Grace Kiley brings her momentarily back to life in this touchingly moving story of a young woman who appeared to have it all – but at a price. Grace Kelly was the Hollywood Princess who made her name during the first half of the fifties, in which her cool, blonde, classy, patrician beauty and talent made her a star of the first magnitude.
Although it is fair to say that she had a certain advantage in achieving her ambitions, coming as she did from an extremely wealthy and affluent blue-blooded background in Philadelphia.

Often at odds with her strict Catholic parents, she was determined to strike out on her own as an actress, and make a real success of her life.

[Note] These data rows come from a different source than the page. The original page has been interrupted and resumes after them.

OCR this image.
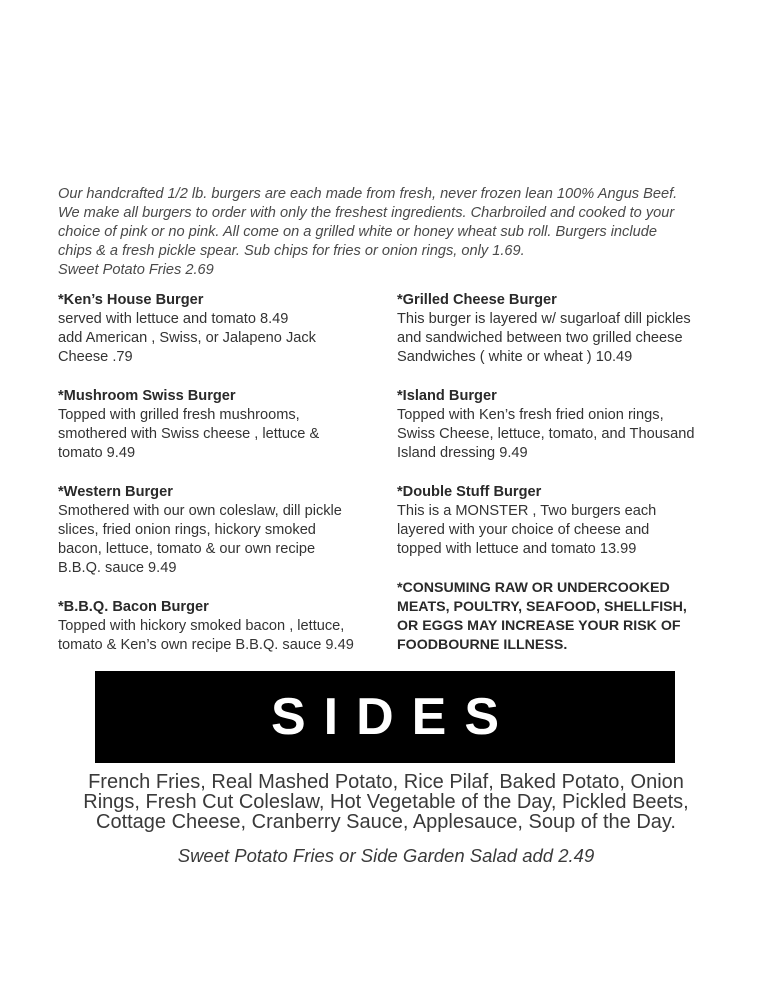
Our handcrafted 1/2 lb. burgers are each made from fresh, never frozen lean 100% Angus Beef.
We make all burgers to order with only the freshest ingredients. Charbroiled and cooked to your
choice of pink or no pink. All come on a grilled white or honey wheat sub roll. Burgers include
chips & a fresh pickle spear. Sub chips for fries or onion rings, only 1.69.
Sweet Potato Fries 2.69

*Ken’s House Burger
served with lettuce and tomato 8.49
add American , Swiss, or Jalapeno Jack
Cheese .79
*Mushroom Swiss Burger
Topped with grilled fresh mushrooms,
smothered with Swiss cheese , lettuce &
tomato 9.49
*Western Burger
Smothered with our own coleslaw, dill pickle
slices, fried onion rings, hickory smoked
bacon, lettuce, tomato & our own recipe
B.B.Q. sauce 9.49
*B.B.Q. Bacon Burger
Topped with hickory smoked bacon , lettuce,
tomato & Ken’s own recipe B.B.Q. sauce 9.49
*Grilled Cheese Burger
This burger is layered w/ sugarloaf dill pickles
and sandwiched between two grilled cheese
Sandwiches ( white or wheat ) 10.49
*Island Burger
Topped with Ken’s fresh fried onion rings,
Swiss Cheese, lettuce, tomato, and Thousand
Island dressing 9.49
*Double Stuff Burger
This is a MONSTER , Two burgers each
layered with your choice of cheese and
topped with lettuce and tomato 13.99
*CONSUMING RAW OR UNDERCOOKED
MEATS, POULTRY, SEAFOOD, SHELLFISH,
OR EGGS MAY INCREASE YOUR RISK OF
FOODBOURNE ILLNESS.
SIDES
French Fries, Real Mashed Potato, Rice Pilaf, Baked Potato, Onion
Rings, Fresh Cut Coleslaw, Hot Vegetable of the Day, Pickled Beets,
Cottage Cheese, Cranberry Sauce, Applesauce, Soup of the Day.
Sweet Potato Fries or Side Garden Salad add 2.49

Ms Kiley certainly shows a great deal of sympathy and empathy with the Hollywood star, as she paints an often pained and tear-stained impression that real lasting happiness regularly eluded her.

A run of highly popular films (including her 3 with Alfred Hitchcock: “Rear Window”, “Dial M For Murder” & “To Catch A Thief”) an Oscar for “The Country Girl” and a string of unsuitable liaisons with many of her (older) leading men that earned the disapproval of her mother made her one of the most glamorous and popular movie stars in the world. Then came her fairytale romance and marriage to genuine European aristocracy, as she wed Prince Rainier of Monaco, an event that captured the world’s attention.

However, despite the majority of observers expecting a true happy ending to this story, the reality was much more downbeat. The eventual truth behind her marriage shattered the illusion. And it was with this section of the play that Ms Kiley’s strengths as a performer came to the fore. With endless frustration, and a sense that her life was being controlled, this independent free spirited woman would find herself trapped in a gilded cage, as she railed with impotent rage against her privileged position. Hoping that one day she could make her return to Hollywood and her first love acting, this almost happened when Hitchcock tempted her with a film role in 1964 (the title role of “Marnie”), only to have it dashed by regal inflexibility.

Grace Kiley brings to the role an early joyous love of life that the actress embodied, only to have it drained from her, and replaced by a brittle acceptance of her duty bound confinement within the life she finally could not escape.